Invece, per il piccolo Gabriele Madre Lina Manni studiò un piano geniale. Gli inventò lì per lì un attacco di appendicite e il bambino fu trasportato d’urgenza all’ospedale. Il primario dottor Ambrogio Tenconi finse di sottoporre Gabriele all’intervento chirurgico, poi gli studenti universitari della Fuci guidati dal fondatore delle Aquile Randagie Giulio Cesare Uccellini, insieme a don Andrea Ghetti, finsero di rapirlo armi in pugno, e lo riportarono in casa di don Natale Motta da cui fu condotto in Brianza dal padre.
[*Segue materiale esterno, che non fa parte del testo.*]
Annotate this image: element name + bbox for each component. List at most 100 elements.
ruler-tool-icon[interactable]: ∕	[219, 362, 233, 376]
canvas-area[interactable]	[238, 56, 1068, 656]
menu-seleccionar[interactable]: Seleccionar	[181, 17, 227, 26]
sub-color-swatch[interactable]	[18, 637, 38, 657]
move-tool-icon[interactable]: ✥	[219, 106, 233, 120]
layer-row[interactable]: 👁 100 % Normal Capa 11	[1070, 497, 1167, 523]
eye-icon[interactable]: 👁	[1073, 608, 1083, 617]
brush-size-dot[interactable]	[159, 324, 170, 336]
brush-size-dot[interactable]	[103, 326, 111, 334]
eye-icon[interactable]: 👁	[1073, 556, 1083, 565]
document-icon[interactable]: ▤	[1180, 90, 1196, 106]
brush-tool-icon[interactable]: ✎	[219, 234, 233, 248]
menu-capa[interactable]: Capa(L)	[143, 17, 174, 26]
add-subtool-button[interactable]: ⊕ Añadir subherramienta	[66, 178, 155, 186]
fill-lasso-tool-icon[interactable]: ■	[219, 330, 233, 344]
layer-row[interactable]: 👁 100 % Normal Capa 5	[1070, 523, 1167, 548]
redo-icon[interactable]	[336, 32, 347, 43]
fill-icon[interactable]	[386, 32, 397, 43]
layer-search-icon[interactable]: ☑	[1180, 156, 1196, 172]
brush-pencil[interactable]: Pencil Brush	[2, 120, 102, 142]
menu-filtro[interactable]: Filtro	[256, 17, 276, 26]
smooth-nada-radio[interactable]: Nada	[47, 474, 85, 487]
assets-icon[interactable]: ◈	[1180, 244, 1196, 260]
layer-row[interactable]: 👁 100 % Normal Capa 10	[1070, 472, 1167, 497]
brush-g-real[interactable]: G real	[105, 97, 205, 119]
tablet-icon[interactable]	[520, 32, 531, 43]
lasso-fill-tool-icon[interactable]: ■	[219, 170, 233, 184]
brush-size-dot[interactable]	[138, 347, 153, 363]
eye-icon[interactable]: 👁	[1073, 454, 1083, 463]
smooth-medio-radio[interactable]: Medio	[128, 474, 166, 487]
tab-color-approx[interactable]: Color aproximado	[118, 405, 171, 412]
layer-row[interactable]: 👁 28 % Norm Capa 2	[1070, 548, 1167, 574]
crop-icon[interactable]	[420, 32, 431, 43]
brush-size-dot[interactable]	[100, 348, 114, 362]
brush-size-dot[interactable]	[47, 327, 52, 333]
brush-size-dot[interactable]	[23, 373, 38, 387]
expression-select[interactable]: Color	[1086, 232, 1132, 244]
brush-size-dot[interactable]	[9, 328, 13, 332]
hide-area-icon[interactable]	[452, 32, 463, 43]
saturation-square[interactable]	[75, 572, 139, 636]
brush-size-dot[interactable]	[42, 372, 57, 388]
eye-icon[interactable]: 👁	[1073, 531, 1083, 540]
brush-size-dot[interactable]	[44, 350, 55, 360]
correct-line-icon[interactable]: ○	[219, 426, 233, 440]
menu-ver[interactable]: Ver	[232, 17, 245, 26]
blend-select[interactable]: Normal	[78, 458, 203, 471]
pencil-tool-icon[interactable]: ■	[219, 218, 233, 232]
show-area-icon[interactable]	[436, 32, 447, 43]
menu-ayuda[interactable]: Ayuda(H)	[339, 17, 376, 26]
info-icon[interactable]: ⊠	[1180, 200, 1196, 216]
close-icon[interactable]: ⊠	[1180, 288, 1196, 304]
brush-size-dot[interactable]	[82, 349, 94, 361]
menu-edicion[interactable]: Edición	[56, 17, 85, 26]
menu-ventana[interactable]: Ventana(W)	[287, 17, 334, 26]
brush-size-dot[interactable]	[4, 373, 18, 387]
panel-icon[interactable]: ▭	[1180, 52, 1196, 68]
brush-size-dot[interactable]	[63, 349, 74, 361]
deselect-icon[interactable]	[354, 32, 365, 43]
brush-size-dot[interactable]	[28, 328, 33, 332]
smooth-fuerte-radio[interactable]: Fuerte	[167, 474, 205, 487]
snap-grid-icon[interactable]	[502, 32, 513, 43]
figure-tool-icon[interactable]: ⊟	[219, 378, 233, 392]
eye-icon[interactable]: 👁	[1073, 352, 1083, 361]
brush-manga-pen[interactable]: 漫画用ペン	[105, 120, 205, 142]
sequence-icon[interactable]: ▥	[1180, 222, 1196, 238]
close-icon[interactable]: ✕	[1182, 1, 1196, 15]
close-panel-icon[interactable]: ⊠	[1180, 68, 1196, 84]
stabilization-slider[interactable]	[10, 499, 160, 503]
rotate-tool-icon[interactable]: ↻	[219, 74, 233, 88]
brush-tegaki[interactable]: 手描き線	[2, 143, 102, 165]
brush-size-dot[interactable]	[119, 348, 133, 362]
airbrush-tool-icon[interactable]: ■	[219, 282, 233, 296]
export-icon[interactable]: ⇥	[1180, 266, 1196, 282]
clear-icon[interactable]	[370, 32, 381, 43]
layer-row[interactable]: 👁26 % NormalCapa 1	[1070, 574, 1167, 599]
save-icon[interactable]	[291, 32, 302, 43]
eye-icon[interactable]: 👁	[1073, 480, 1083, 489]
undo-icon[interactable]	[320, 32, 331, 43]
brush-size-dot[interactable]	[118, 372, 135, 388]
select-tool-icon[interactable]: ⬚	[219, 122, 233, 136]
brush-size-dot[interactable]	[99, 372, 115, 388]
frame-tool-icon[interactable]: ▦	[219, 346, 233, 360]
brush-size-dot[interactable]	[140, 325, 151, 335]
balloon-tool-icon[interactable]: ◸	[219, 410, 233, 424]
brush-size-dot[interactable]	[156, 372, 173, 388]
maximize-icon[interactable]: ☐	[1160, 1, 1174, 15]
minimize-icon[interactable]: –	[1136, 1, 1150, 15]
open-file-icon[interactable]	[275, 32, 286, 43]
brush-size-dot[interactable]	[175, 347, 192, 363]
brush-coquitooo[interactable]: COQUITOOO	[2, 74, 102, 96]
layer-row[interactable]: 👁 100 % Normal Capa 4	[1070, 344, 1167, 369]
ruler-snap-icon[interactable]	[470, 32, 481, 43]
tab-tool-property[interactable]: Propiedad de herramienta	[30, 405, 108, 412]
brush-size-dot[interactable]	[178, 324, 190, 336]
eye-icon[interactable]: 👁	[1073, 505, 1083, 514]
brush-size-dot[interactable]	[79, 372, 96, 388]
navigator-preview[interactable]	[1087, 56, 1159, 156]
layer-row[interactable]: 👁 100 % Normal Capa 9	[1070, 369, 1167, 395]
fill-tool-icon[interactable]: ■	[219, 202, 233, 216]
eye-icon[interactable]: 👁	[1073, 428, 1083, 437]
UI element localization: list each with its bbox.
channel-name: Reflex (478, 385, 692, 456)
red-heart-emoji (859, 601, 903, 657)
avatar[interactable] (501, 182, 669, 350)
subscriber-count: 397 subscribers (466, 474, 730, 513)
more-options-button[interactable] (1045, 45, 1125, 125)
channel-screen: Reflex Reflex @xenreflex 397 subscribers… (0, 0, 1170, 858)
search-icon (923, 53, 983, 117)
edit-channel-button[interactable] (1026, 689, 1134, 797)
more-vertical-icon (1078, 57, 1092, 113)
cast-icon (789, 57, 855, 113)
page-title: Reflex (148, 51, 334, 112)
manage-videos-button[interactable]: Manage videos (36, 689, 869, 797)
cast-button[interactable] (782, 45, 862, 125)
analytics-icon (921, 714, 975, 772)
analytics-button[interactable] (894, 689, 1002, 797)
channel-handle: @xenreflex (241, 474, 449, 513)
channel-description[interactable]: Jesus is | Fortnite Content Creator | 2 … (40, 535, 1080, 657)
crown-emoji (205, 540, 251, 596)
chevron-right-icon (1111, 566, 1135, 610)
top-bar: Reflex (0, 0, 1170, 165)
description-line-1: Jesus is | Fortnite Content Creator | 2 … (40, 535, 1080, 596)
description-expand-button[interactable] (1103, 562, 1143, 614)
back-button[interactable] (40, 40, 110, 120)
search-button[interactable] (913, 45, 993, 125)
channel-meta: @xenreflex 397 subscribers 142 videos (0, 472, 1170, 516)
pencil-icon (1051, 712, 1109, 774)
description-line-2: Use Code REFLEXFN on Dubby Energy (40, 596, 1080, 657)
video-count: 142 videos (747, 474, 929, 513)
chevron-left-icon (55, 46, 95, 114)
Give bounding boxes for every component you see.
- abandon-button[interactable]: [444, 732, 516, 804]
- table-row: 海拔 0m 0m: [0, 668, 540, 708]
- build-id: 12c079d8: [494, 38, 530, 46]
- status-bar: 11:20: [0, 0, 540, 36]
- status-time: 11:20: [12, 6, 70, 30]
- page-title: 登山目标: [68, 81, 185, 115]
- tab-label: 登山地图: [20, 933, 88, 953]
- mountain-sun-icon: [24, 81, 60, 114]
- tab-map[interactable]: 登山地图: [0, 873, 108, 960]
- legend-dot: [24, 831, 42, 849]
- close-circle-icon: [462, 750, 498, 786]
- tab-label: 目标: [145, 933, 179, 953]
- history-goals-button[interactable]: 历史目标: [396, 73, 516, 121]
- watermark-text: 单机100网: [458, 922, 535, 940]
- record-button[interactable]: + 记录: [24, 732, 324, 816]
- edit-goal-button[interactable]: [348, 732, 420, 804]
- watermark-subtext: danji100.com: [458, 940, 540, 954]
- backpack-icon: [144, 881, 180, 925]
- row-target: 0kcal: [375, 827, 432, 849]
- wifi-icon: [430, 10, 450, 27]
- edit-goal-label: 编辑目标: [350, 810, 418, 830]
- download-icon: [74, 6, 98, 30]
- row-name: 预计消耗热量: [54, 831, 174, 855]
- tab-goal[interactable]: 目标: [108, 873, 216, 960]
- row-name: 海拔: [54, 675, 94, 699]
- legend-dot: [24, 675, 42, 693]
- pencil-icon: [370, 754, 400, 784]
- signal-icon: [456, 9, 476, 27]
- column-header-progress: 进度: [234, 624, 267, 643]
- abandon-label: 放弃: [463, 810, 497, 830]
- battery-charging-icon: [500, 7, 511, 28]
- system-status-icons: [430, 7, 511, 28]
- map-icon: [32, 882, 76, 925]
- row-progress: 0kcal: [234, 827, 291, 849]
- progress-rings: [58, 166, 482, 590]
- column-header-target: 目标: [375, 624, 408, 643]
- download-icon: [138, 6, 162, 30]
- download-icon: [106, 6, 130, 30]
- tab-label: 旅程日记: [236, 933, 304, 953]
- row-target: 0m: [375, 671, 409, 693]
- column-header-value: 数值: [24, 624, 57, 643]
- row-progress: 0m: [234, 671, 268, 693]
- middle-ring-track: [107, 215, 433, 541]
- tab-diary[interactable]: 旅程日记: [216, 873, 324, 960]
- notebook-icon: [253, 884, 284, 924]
Se ne parla QUI.
Alla fine della guerra, Gabriele si trasferì con la sua famiglia a Melbourne dove da adulto intraprese la professione di fotografo.
La famiglia Rossi
La famiglia Rossi stava cercando di passare il confine quando cadde vittima di un’imboscata a causa di una delazione. I genitori e i nonni riuscirono a nascondersi, ma i due fratelli Anna e Gianfranco, di 13 e 11 anni, furono catturati e rinchiusi nella Casa San Giuseppe, terrorizzati dall’idea del campo di concentramento e della fucilazione. Suor Lina Manni li esortò ad avere pazienza e inscenò un altro finto rapimento ad opera di un gruppo che fece irruzione nella Casa con le armi in pugno, finse di malmenare le suore e portò via i ragazzi. Erano salvi! Una delle suore, suor Adele, che aveva persino fatto finta di svenire, tirò un sospiro di sollievo.
Il 1944 fu ancora più difficile perché il decreto della «zona chiusa» rese ancor meno accessibile la zona del confine da cui far passare gli ebrei in Canton Ticino. Qualcosa comunque continuò a funzionare e Casa San Giuseppe continuò ad essere un’ancora di salvezza. Così fu anche per i vecchi ammalati che i nazifascisti, dal marzo del ‘44, rastrellavano negli ospedali e nelle cliniche per mandarli nei campi di sterminio. Madre Manni riuscì a compiere qualche salvataggio in extremis come quello di due anziane signore polacche che stavano per essere catturate nella casa di cura «La Quiete» di Varese e che invece fecero in tempo a trovar asilo nella Casa San Giuseppe.